BEND, Oregon — On a shelf of Dr. Byron Maas’ clinic in Bend, Oregon lies survey-based marijuana supplements for dogs. Maas said the products are on high demand.
The ‘Up and Moving’ is for joint and pain and the ‘Calm and Quiet’ is for getting rid of dogs’ anxiety.
Pet parents have turned to CBD-infused products to relieve their four-legged friends’ suffering; but little do they know whether it really works or if any negative side effects exist.
Inside his Bend Veterinary Clinic, Maas said his clients have reported CBDs positively helping to relieve pain, arthritis, anxiety, loss of appetite, epilepsy and inflammation in their pets. However, more research on marijuana for domesticated animals is needed.
“Unfortunately there’s not a lot of research out there, especially on animals, on CBD compounds,” Maas told Associated Press. “The research is really necessary to help us understand how to actually use these compounds on our pets.”
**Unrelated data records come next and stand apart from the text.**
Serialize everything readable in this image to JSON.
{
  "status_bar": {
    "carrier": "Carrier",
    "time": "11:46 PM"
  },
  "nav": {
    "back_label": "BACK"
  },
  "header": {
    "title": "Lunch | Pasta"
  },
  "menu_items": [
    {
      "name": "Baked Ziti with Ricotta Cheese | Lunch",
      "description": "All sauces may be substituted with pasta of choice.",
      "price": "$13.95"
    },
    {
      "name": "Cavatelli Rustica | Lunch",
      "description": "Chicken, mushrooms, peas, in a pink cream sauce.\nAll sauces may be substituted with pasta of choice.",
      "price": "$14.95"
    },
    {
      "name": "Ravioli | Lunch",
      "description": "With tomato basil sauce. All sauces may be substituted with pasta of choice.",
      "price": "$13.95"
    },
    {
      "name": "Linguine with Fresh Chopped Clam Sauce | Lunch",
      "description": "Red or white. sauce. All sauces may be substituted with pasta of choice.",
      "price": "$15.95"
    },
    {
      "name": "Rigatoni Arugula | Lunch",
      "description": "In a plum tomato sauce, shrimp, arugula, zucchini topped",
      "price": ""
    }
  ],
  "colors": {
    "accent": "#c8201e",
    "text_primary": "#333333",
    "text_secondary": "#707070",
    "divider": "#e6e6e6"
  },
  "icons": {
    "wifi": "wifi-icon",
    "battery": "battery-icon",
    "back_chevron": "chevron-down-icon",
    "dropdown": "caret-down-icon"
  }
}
The blame is to the authorities.
The federal Drug Enforcement Administration said last year that cannabis extracts with CBD, either with or without THC, are a Schedule I drug. The category is defined by drugs that are illegal, has high potential of abuse and unaccepted for medical use in any treatment.
Numerous legal actions are being considered by Food and Drug Administration against companies that sell marijuana products online, at pet shops and animal hospitals. They were told that they’re violating laws by offering “unapproved new animal drugs.”
Utah Senator Orrin Hatch became an unlikely leader pushing to remove the barrier.
While firmly standing against recreational marijuana use, the conservative Republican introduced a bill in September that would open the path for more clinical research.
“We lack the science to support use of medical marijuana products like CBD oils, not because researchers are unwilling to do the work, but because of bureaucratic red tape and over-regulation,” Hatch said.